Sylvain Maurice propose une mise en scène joliment rythmée et tout en délicatesse de ce texte marquant de Marguerite Duras, créée à Sartrouville aux côtés de Histoire d’Ernesto. Entre gravité et légèreté, ou plutôt dans une forme de légèreté joyeuse malgré la gravité ! 

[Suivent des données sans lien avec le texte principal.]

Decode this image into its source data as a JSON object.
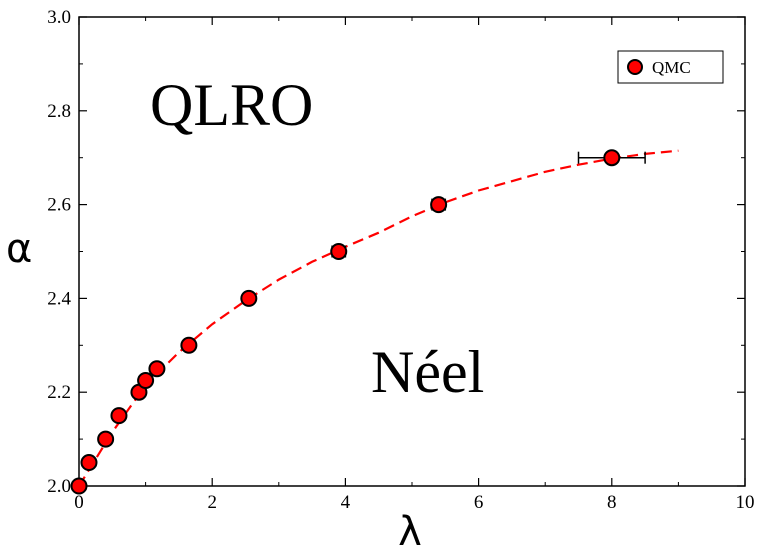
{
  "chart_data": {
    "type": "scatter",
    "xlabel": "λ",
    "ylabel": "α",
    "xlim": [
      0,
      10
    ],
    "ylim": [
      2.0,
      3.0
    ],
    "x_ticks": [
      0,
      2,
      4,
      6,
      8,
      10
    ],
    "y_ticks": [
      2.0,
      2.2,
      2.4,
      2.6,
      2.8,
      3.0
    ],
    "x_tick_labels": [
      "0",
      "2",
      "4",
      "6",
      "8",
      "10"
    ],
    "y_tick_labels": [
      "2.0",
      "2.2",
      "2.4",
      "2.6",
      "2.8",
      "3.0"
    ],
    "grid": false,
    "legend_position": "top-right",
    "annotations": [
      "QLRO",
      "Néel"
    ],
    "series": [
      {
        "name": "QMC",
        "marker": "circle",
        "color": "#ff0000",
        "edgecolor": "#000000",
        "points": [
          {
            "x": 0.0,
            "y": 2.0
          },
          {
            "x": 0.15,
            "y": 2.05
          },
          {
            "x": 0.4,
            "y": 2.1
          },
          {
            "x": 0.6,
            "y": 2.15
          },
          {
            "x": 0.9,
            "y": 2.2
          },
          {
            "x": 1.0,
            "y": 2.225
          },
          {
            "x": 1.17,
            "y": 2.25
          },
          {
            "x": 1.65,
            "y": 2.3
          },
          {
            "x": 2.55,
            "y": 2.4
          },
          {
            "x": 3.9,
            "y": 2.5,
            "xerr": 0.1
          },
          {
            "x": 5.4,
            "y": 2.6,
            "xerr": 0.1
          },
          {
            "x": 8.0,
            "y": 2.7,
            "xerr": 0.5
          }
        ]
      },
      {
        "type": "line",
        "style": "dashed",
        "color": "#ff0000",
        "points": [
          {
            "x": 0.0,
            "y": 2.0
          },
          {
            "x": 0.5,
            "y": 2.115
          },
          {
            "x": 1.0,
            "y": 2.215
          },
          {
            "x": 1.5,
            "y": 2.285
          },
          {
            "x": 2.0,
            "y": 2.345
          },
          {
            "x": 2.5,
            "y": 2.395
          },
          {
            "x": 3.0,
            "y": 2.44
          },
          {
            "x": 3.5,
            "y": 2.478
          },
          {
            "x": 4.0,
            "y": 2.51
          },
          {
            "x": 4.5,
            "y": 2.54
          },
          {
            "x": 5.0,
            "y": 2.575
          },
          {
            "x": 5.5,
            "y": 2.605
          },
          {
            "x": 6.0,
            "y": 2.63
          },
          {
            "x": 6.5,
            "y": 2.65
          },
          {
            "x": 7.0,
            "y": 2.67
          },
          {
            "x": 7.5,
            "y": 2.685
          },
          {
            "x": 8.0,
            "y": 2.698
          },
          {
            "x": 8.5,
            "y": 2.708
          },
          {
            "x": 9.0,
            "y": 2.715
          }
        ]
      }
    ]
  }
}
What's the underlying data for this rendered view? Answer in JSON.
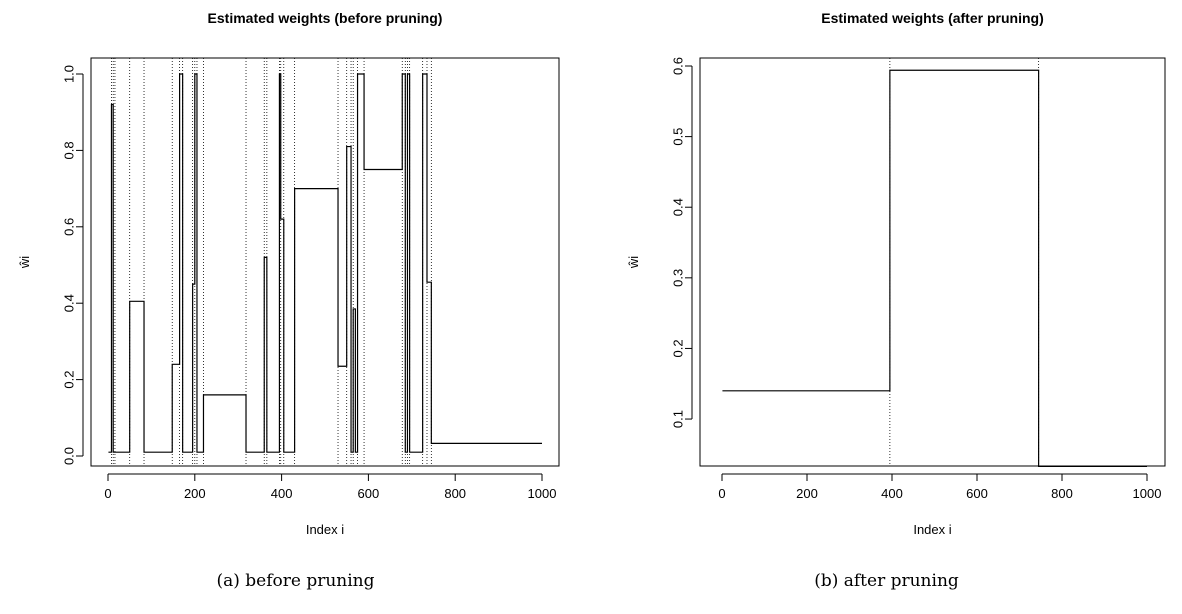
{
  "chart_data": [
    {
      "type": "step",
      "title": "Estimated weights (before pruning)",
      "xlabel": "Index  i",
      "ylabel": "ŵi",
      "caption": "(a)  before pruning",
      "xlim": [
        0,
        1000
      ],
      "ylim": [
        0,
        1.0
      ],
      "x_ticks": [
        "0",
        "200",
        "400",
        "600",
        "800",
        "1000"
      ],
      "y_ticks": [
        "0.0",
        "0.2",
        "0.4",
        "0.6",
        "0.8",
        "1.0"
      ],
      "x": [
        1,
        8,
        12,
        16,
        50,
        83,
        148,
        165,
        172,
        175,
        195,
        200,
        205,
        220,
        318,
        360,
        366,
        370,
        395,
        398,
        405,
        408,
        430,
        530,
        550,
        560,
        565,
        570,
        575,
        590,
        678,
        685,
        690,
        695,
        700,
        725,
        735,
        740,
        745,
        1000
      ],
      "y": [
        0.01,
        0.92,
        0.01,
        0.01,
        0.405,
        0.01,
        0.24,
        1.0,
        0.01,
        0.01,
        0.45,
        1.0,
        0.01,
        0.16,
        0.01,
        0.52,
        0.01,
        0.01,
        1.0,
        0.62,
        0.01,
        0.01,
        0.7,
        0.235,
        0.81,
        0.01,
        0.385,
        0.01,
        1.0,
        0.75,
        1.0,
        0.01,
        1.0,
        0.01,
        0.01,
        1.0,
        0.455,
        0.455,
        0.033,
        0.033
      ],
      "changepoints": [
        8,
        12,
        16,
        50,
        83,
        148,
        165,
        172,
        195,
        200,
        205,
        220,
        318,
        360,
        366,
        395,
        398,
        405,
        430,
        530,
        550,
        560,
        565,
        575,
        590,
        678,
        685,
        690,
        695,
        725,
        735,
        745
      ]
    },
    {
      "type": "step",
      "title": "Estimated weights (after pruning)",
      "xlabel": "Index  i",
      "ylabel": "ŵi",
      "caption": "(b)  after pruning",
      "xlim": [
        0,
        1000
      ],
      "ylim": [
        0.0335,
        0.6
      ],
      "x_ticks": [
        "0",
        "200",
        "400",
        "600",
        "800",
        "1000"
      ],
      "y_ticks": [
        "0.1",
        "0.2",
        "0.3",
        "0.4",
        "0.5",
        "0.6"
      ],
      "x": [
        1,
        395,
        745,
        1000
      ],
      "y": [
        0.14,
        0.594,
        0.033,
        0.033
      ],
      "changepoints": [
        395,
        745
      ]
    }
  ]
}
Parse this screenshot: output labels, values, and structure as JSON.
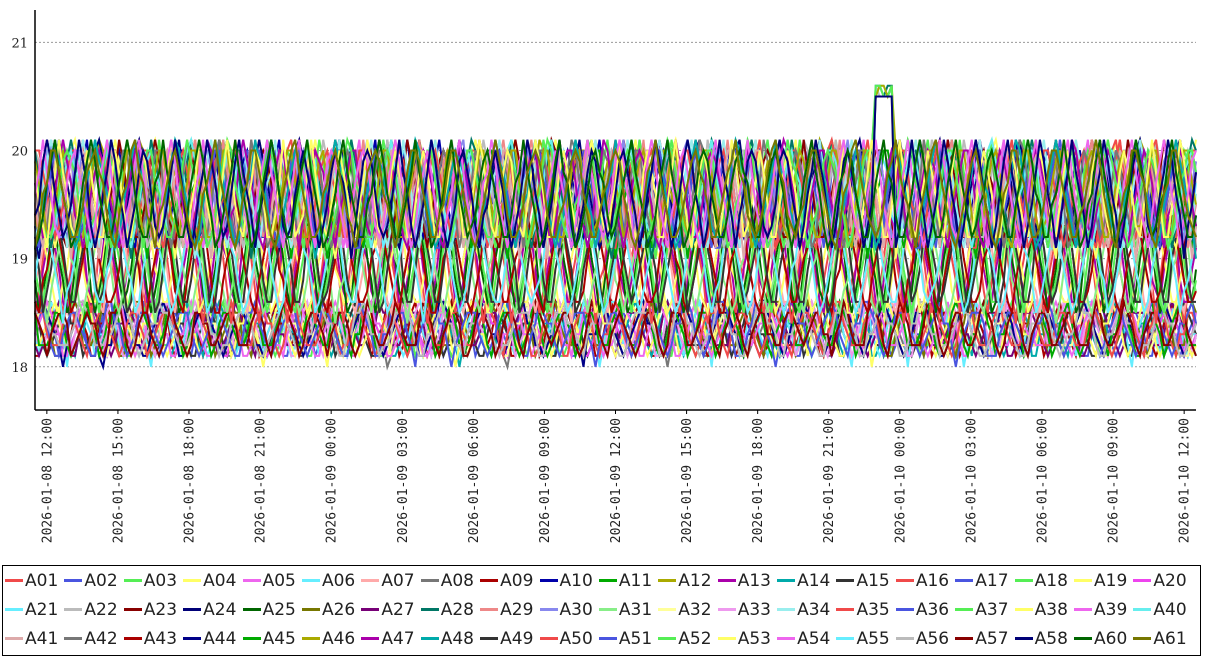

C’est le dernier ouvrage de Marguerite Duras, écrit en 1990, reprenant des éléments du film de 1984 Les Enfants et de Ah ! Ernesto, court récit pour les enfants datant de 1971. Et c’est un portrait de famille d’immigrés à Vitry-sur-Seine avec sept enfants dans un deux-pièces chambre et cuisine avec un petit appentis, un portrait entrelaçant tristesse et fantaisie, gravité et légèreté. Un portrait par petites touches, à travers des dialogues écrits dans une langue spécifique, rudimentaire, dont les récurrences sont façonnées par les petites habitudes familiales. La vivacité, la naïveté et l’humour caractérisent les personnages et la langue vraiment singulière, où le trivial côtoie des fulgurances métaphysiques. Le père vient des plaines du Pô, la mère vient de Pologne, née quelque part entre l’Ukraine et l’Oural. Ils sont pauvres et chômeurs. Ernesto, l’aîné des enfants, ne veut plus aller à l’école : « parce qu’à l’école, on m’apprend des choses que je sais pas. » Comme tous ses « brothers and sisters », il ne sait pas lire. Ça n’empêche pas les petits d’aller lire des « alboums » à Prisu.  Ernesto, lui, découvre dans l’appentis un vieux livre brûlé, l’histoire d’un vieux roi juif qu’étrangement il parvient à lire – Marguerite Duras a été marquée par le Livre de l’Ecclésiaste – : « j’ai compris que tout est vanité. Vanité des vanités. Et Poursuite du Vent » lit-il. Traversé par une forme de connaissance instinctive, Ernesto change, et cette nouvelle donne bouleverse les repères et transforme ses proches et son instituteur.

Le sourire demeure

Cette position rebelle, anti-conformiste, voire révolutionnaire (il porte le même nom que le Che !), s’inscrit dans une parabole souriante et surtout pas didactique, où affleurent des thèmes durassiens majeurs : l’amour maternel, l’adieu à l’enfance, la shoah, la défense des exclus… Evitant tout effet appuyé, évitant pathos et emphase, Sylvain Maurice propose une mise en scène pleine de vitalité et tout en délicatesse de la fable, dans un univers non figuratif simple, net et épuré. La mise en scène joliment rythmée, en mouvement comme l’est cette écriture si vive et dynamique, s’inscrit dans une spontanéité où le jeu théâtral se déploie dans toute son efficacité. Catherine Vinatier (vraiment formidable dans le rôle de la mère), Nicolas Cartier (Ernesto), Pierre-Yves Chapalain (le père), Philippe Duclos (l’instituteur), Julie Lesgages et Philippe Smith interprètent  des personnages typés, un brin clownesques mais pas trop, – la difficulté et le tragique ne les ont pas épargnés, et les éprouvent encore durement. Le sourire demeure : cette drôle de proximité entre joie et malheur n’est pas le moindre des charmes de la pièce. Aux réponses toutes faites, au triomphe du savoir académique et du beau langage, la pièce préfère le mystère d’une autre forme de connaissance, l’incertitude, les paradoxes et les contradictions, et aussi la sincérité franche et simple. Et elle préfère les livres, qu’elle célèbre du début à la fin ! Pour sa première création à Sartrouville, Sylvain Maurice a réussi une belle mise en scène.

 

Agnès Santi

A propos de l'événement

La Pluie d’été
du mardi 16 décembre 2014 au mercredi 4 février 2015
Théâtre de Sartrouville et des Yvelines
Place Jacques Brel, 78500 Sartrouville, France

Nouveau Théâtre d’Angers, du 6 au 9 janvier. Théâtre National de Toulouse, du 13 au 17 janvier. Théâtre de Bourg-en-Bresse le 20 janvier. Le Canal-Théâtre intercommunal du Pays de Redon le 23 janvier. La Comédie de Béthune du 28 au 30 janvier. Espace des Arts à Chalon-sur-Saône les 3 et 4 février. Spectacle vu au  Théâtre de Sartrouville et des Yvelines. Durée : 1h35.